Two bottles for Congreve’s Balsamic Elixir, discarded with other medicines after the death of Mary Everett in 1908. Both clear glass. The bottle on the right is an earlier design, embossed on all four panels: ‘Congreve’s / Celebrated Balsamic/ Elixir/ for cough’s [sic] hooping cough & asthma’. The bottle on the left has its cork and some of its contents.
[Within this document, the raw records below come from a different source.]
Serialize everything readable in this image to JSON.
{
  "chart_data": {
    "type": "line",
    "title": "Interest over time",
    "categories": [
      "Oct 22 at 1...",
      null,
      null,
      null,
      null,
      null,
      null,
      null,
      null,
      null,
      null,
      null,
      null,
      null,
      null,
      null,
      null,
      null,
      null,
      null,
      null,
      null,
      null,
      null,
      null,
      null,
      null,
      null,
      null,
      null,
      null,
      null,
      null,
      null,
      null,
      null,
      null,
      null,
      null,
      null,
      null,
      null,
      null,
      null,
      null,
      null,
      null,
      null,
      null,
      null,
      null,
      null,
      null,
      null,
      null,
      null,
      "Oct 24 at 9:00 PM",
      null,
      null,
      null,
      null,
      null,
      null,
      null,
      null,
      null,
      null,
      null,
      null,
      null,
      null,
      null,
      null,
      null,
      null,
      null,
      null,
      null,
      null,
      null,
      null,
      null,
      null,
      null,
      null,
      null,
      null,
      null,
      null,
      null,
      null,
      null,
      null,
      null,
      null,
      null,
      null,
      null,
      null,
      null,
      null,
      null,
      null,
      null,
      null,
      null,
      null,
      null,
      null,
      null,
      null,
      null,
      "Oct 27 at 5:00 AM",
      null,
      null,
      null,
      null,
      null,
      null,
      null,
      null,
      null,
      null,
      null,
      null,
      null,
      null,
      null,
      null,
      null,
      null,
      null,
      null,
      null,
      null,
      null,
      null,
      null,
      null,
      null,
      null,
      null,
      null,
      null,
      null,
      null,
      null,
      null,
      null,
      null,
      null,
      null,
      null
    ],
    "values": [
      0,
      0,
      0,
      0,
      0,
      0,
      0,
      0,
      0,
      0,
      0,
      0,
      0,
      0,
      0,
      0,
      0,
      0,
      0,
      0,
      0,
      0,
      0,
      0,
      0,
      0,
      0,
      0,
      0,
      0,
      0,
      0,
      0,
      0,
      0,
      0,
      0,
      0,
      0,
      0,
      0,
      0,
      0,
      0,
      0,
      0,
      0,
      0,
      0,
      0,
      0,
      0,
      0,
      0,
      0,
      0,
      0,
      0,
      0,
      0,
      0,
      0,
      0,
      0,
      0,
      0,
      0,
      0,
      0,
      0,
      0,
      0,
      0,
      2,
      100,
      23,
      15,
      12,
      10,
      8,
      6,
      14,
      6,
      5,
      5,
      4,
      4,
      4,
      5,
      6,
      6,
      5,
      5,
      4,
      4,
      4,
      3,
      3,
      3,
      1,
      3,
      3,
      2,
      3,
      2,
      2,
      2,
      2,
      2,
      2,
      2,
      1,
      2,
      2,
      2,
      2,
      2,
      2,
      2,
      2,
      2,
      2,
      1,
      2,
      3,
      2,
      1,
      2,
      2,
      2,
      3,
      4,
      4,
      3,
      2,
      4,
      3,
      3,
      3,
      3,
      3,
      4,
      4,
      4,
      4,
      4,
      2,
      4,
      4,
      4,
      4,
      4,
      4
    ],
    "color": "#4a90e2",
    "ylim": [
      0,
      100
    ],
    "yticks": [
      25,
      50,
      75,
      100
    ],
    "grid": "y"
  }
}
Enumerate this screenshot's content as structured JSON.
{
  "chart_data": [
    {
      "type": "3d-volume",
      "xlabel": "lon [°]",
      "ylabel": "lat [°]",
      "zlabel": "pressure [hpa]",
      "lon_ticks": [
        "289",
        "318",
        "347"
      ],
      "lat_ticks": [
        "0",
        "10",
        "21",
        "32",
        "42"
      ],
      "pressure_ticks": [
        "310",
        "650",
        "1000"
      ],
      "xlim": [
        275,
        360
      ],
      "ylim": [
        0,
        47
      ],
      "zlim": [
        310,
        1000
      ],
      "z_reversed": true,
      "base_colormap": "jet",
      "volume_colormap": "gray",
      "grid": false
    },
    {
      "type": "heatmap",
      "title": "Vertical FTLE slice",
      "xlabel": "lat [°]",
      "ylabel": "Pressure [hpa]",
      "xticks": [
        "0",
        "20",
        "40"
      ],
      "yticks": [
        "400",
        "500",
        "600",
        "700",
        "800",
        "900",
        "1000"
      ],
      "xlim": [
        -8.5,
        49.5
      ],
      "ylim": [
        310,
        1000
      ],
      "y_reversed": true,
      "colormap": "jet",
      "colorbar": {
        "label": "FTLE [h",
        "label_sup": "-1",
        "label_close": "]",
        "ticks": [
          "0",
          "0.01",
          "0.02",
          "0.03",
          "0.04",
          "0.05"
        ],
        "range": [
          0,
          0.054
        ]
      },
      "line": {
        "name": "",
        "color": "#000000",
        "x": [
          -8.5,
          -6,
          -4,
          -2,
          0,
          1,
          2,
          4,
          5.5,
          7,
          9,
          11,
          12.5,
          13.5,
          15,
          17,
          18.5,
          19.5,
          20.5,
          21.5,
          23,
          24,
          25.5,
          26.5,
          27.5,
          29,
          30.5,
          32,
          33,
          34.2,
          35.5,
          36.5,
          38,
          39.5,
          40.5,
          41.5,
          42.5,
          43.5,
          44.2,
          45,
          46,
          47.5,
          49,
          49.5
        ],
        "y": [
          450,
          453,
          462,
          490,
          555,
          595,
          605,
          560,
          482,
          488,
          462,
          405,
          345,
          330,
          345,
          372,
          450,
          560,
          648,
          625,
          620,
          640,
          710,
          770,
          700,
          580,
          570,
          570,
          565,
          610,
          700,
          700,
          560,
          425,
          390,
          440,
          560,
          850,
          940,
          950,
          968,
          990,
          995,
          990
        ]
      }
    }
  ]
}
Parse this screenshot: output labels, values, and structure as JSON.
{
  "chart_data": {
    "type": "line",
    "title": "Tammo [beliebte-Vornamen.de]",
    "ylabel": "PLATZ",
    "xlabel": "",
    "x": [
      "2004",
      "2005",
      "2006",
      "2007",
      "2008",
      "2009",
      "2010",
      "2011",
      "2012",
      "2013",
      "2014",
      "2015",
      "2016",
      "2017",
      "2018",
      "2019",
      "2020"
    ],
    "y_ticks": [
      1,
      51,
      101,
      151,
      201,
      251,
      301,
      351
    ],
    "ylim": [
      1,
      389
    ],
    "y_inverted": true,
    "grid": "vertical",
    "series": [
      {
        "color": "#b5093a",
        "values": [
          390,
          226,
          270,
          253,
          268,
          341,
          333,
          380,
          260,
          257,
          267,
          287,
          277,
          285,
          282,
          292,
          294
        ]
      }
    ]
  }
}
It is embossed on three panels: ‘Congreve’s Balsamic Elixir/ For Consumption, Coughs, Asthma, Chronic Bronchitis and Whooping Cough’. Note that the two grammatical errors on the earlier bottle had been corrected on the later one.
I was blessed to find one of the bottles . The one on the right . Skanska had dug a trench to lay a cable between new Lamp posts at Woodside Green ( Woodside ) Croydon UK/GB . My theory is , when they first opened their Victorian/Edwardian trench to lay a brown glazed water pipe . Locals threw rubbish into the Pipe trench. Eventualy they filled it in . I’m local to that area , so was very suprised to find out there were old bottles burried in this location .
I’m sure you’re right. In Diss, Norfolk, we excavated a Victorian drain beneath a gravel path that was laid down at the same time (c. 1850-70). A small amount of rubbish had been tipped on top of the drain when the trench was back-filled, before the path was laid on top. Any convenient hole could serve this purpose.